Kasr-ı salât sebeb-i meşruiyeti âyet-i kerimedeki sarahate nazaran düşmandan havf olmuş iken, meşakkati mûcib olması dolayısıyla her sefer-i tavilde meşru kılınmıştır.
Ebû Hanife’ye göre azimet, diğer eimmeye göre ruhsattır. Bu kasr, yalnız öğle, ikindi, yatsı namazlarına mahsustur. İkâme-i seferiyet müddeti hükmü 18-19 diyenler vardır. Fakat 15 gün tercih edilmiştir. 15 gün ikâmete niyet eden seferiyetten çıkar. Lâkin ikâme niyet etmeksizin kalacağı günler 15 günü geçerse ebeden misafir sayılır. Tabii ikâmete karar verinceye kadar.
Müslim’in; Ya’lâ ibn-i Ümeyye’nin (ra) bu meselenin cihet-i fıkhîyyesini Ömer (ra) ile müzakere ettikleri bir rivâyetinin son kısmında Fâruk-ı A’zam: “Bu senin şaştığın şeye vaktiyle ben de şaşmıştım da Resûlullah’a (sav) sormuştum. Cevaben: Bu Allah’ın size ettiği bir sadakadır. Allah’ın sadakalarını kabul ediniz, buyurdu.” demiş.
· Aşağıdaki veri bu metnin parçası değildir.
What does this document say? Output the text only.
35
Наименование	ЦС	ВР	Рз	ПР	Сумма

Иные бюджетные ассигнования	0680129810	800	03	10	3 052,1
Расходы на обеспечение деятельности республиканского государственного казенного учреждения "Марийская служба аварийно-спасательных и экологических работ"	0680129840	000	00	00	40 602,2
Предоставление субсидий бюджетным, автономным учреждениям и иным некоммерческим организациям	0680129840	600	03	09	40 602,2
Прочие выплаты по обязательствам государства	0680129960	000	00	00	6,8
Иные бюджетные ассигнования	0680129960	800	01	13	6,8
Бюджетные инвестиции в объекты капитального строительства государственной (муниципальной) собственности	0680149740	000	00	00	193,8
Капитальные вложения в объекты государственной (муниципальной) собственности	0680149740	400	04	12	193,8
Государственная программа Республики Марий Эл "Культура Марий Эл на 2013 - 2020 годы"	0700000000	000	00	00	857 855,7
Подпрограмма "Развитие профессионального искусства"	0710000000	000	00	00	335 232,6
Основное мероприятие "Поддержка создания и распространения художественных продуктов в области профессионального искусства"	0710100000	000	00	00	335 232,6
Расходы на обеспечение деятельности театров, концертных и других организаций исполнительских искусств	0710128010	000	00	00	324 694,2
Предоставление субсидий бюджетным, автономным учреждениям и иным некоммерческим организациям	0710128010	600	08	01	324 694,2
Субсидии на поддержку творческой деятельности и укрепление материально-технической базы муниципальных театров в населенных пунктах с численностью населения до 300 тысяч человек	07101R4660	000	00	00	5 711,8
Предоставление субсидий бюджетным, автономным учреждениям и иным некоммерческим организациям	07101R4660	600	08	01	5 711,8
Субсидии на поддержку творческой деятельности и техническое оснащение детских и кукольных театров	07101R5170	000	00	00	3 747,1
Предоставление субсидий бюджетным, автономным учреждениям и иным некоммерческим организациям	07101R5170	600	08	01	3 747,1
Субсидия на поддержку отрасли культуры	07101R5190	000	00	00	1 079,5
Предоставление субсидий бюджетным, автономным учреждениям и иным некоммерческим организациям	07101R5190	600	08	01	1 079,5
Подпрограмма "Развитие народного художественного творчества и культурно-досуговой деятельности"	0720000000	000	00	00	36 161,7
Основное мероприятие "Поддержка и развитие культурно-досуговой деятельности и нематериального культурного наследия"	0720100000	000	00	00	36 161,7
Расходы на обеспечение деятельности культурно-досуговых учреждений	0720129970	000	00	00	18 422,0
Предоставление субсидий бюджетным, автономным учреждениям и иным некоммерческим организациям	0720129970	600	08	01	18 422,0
Kasr-ı salâtın vakti: Şehirden çıkmamış bulunan yolcu vakit namazını itmâm ile kılmak gerektir. Şehrin binaları tecavüz edilmedikçe kasra başlanmaz.
Dâbbe üzerinde teneffül eden musallinin dizgini tutması ve ayaklarını tahrik etmesi de câizdir. Yalnız tekellüm etmez. Sağına soluna iltifat etmez. Yalnız sücûdda rükûdan ziyade eğilir, o kadar. Devede, atta, merkepte, katır üzerinde namaz kılmanın mahzuru yoktur. Seferde de tatavvu’ kılınır. Çok fazilete nâil olunur. Ekser ehl-i ilmin kavli böyledir.
Nafile kaydından ferâiz namazı hariç kalır. Yürüyüş hâlinde ve hayvan üzerinde iken farz namazı kılınmaz. Nezir ile cenaze namazları da farz olduklarından dâbbe üzerinde kılınmazlar. Farzda kıble olan Kâbe-i Muazzama cihetinden inhirâf câiz olmadığı gibi, dâbbe üzerinde kılınan tatavvu’da da dâbbenin teveccüh ettiği cihetten -velev Kâbe cihetine doğru çevrilse dahi- inhirâf câiz değildir. Zira bu tatavvuun kıblesi menzil-i maksud ciheti olmuştur.